Intended for healthcare professionals

Research Article

Aluminium bone disease in patients receiving plasma exchange with contaminated albumin.

Br Med J (Clin Res Ed) 1987; 295 doi: (Published 19 September 1987) Cite this as: Br Med J (Clin Res Ed) 1987;295:693
  1. D Maharaj,
  2. G S Fell,
  3. B F Boyce,
  4. J P Ng,
  5. G D Smith,
  6. J M Boulton-Jones,
  7. R L Cumming,
  8. J F Davidson
  1. Department of Haematology, Memorial Hospital, Darlington.
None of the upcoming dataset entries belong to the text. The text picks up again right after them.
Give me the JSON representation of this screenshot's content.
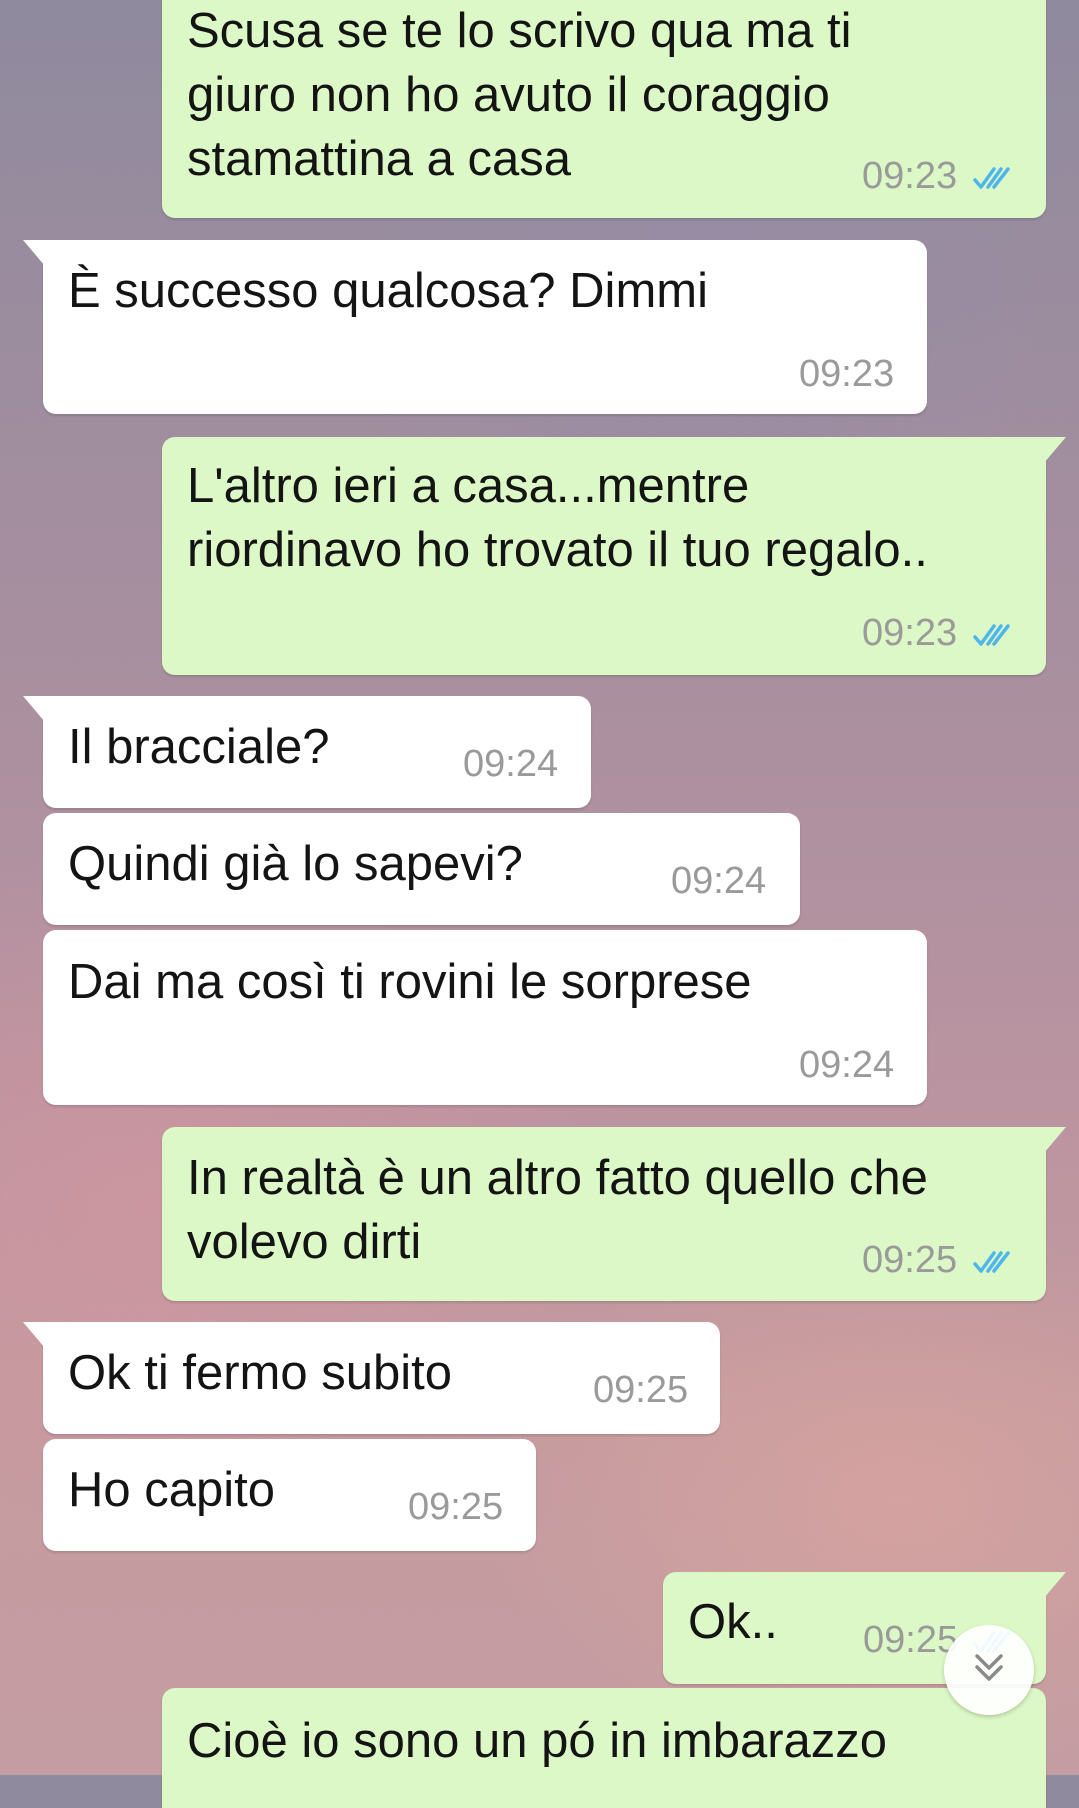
{
  "messages": [
    {
      "direction": "out",
      "text": "Scusa se te lo scrivo qua ma ti\ngiuro non ho avuto il coraggio\nstamattina a casa",
      "time": "09:23",
      "read": true
    },
    {
      "direction": "in",
      "text": "È successo qualcosa? Dimmi",
      "time": "09:23"
    },
    {
      "direction": "out",
      "text": "L'altro ieri a casa...mentre\nriordinavo ho trovato il tuo regalo..",
      "time": "09:23",
      "read": true
    },
    {
      "direction": "in",
      "text": "Il bracciale?",
      "time": "09:24"
    },
    {
      "direction": "in",
      "text": "Quindi già lo sapevi?",
      "time": "09:24"
    },
    {
      "direction": "in",
      "text": "Dai ma così ti rovini le sorprese",
      "time": "09:24"
    },
    {
      "direction": "out",
      "text": "In realtà è un altro fatto quello che\nvolevo dirti",
      "time": "09:25",
      "read": true
    },
    {
      "direction": "in",
      "text": "Ok ti fermo subito",
      "time": "09:25"
    },
    {
      "direction": "in",
      "text": "Ho capito",
      "time": "09:25"
    },
    {
      "direction": "out",
      "text": "Ok..",
      "time": "09:25",
      "read": true
    },
    {
      "direction": "out",
      "text": "Cioè io sono un pó in imbarazzo",
      "time": "",
      "read": false
    }
  ],
  "icons": {
    "read_receipt": "double-check-icon",
    "scroll_down": "double-chevron-down-icon"
  },
  "colors": {
    "outgoing_bubble": "#dcf8c6",
    "incoming_bubble": "#ffffff",
    "read_tick": "#4fb6ec",
    "timestamp": "#9a9a9a"
  }
}
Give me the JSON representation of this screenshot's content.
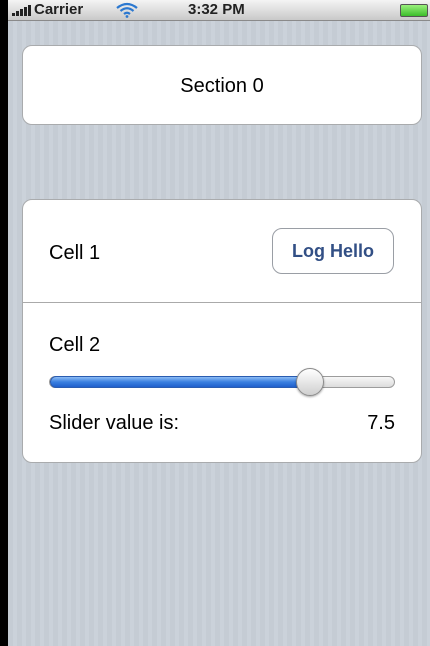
{
  "status_bar": {
    "carrier": "Carrier",
    "time": "3:32 PM"
  },
  "sections": {
    "section0_title": "Section 0",
    "cell1": {
      "label": "Cell 1",
      "button_label": "Log Hello"
    },
    "cell2": {
      "label": "Cell 2",
      "slider_caption": "Slider value is:",
      "slider_value_text": "7.5",
      "slider_fraction": 0.75
    }
  },
  "colors": {
    "accent": "#3a7fe0",
    "button_text": "#324f85",
    "background": "#c5ccd4"
  }
}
    Aluminium balance studies were carried out on eight patients with various immunological disorders who were receiving plasma exchange with albumin solutions known to be contaminated with aluminium. Four patients with impaired renal function (creatinine clearance less than 50 ml/min) retained between 60% and 74% of the aluminium infused during a single plasma exchange. Transiliac bone biopsy specimens from three patients in this group had a high content of aluminium and showed histological evidence of current or previous bone disease related to aluminium. Two of these patients suffered intermittent bone pain. The main route of excretion of injected aluminium was in urine, only a small proportion of the total input being removed in the "plasma bag" during plasma exchange. The extent of aluminium retention and bone deposition was not reflected by the plasma aluminium concentration before or after plasma exchange. Treatment of five patients with intravenous desferrioxamine increased the plasma aluminium concentration and urinary output of aluminium in those with evidence of aluminium retention. These studies show that patients with poor renal function receiving treatment with albumin contaminated with aluminium retain the metal and deposit it in bone, where it may eventually cause aluminium bone disease. Plasma exchange should be used with caution in patients with renal impairment.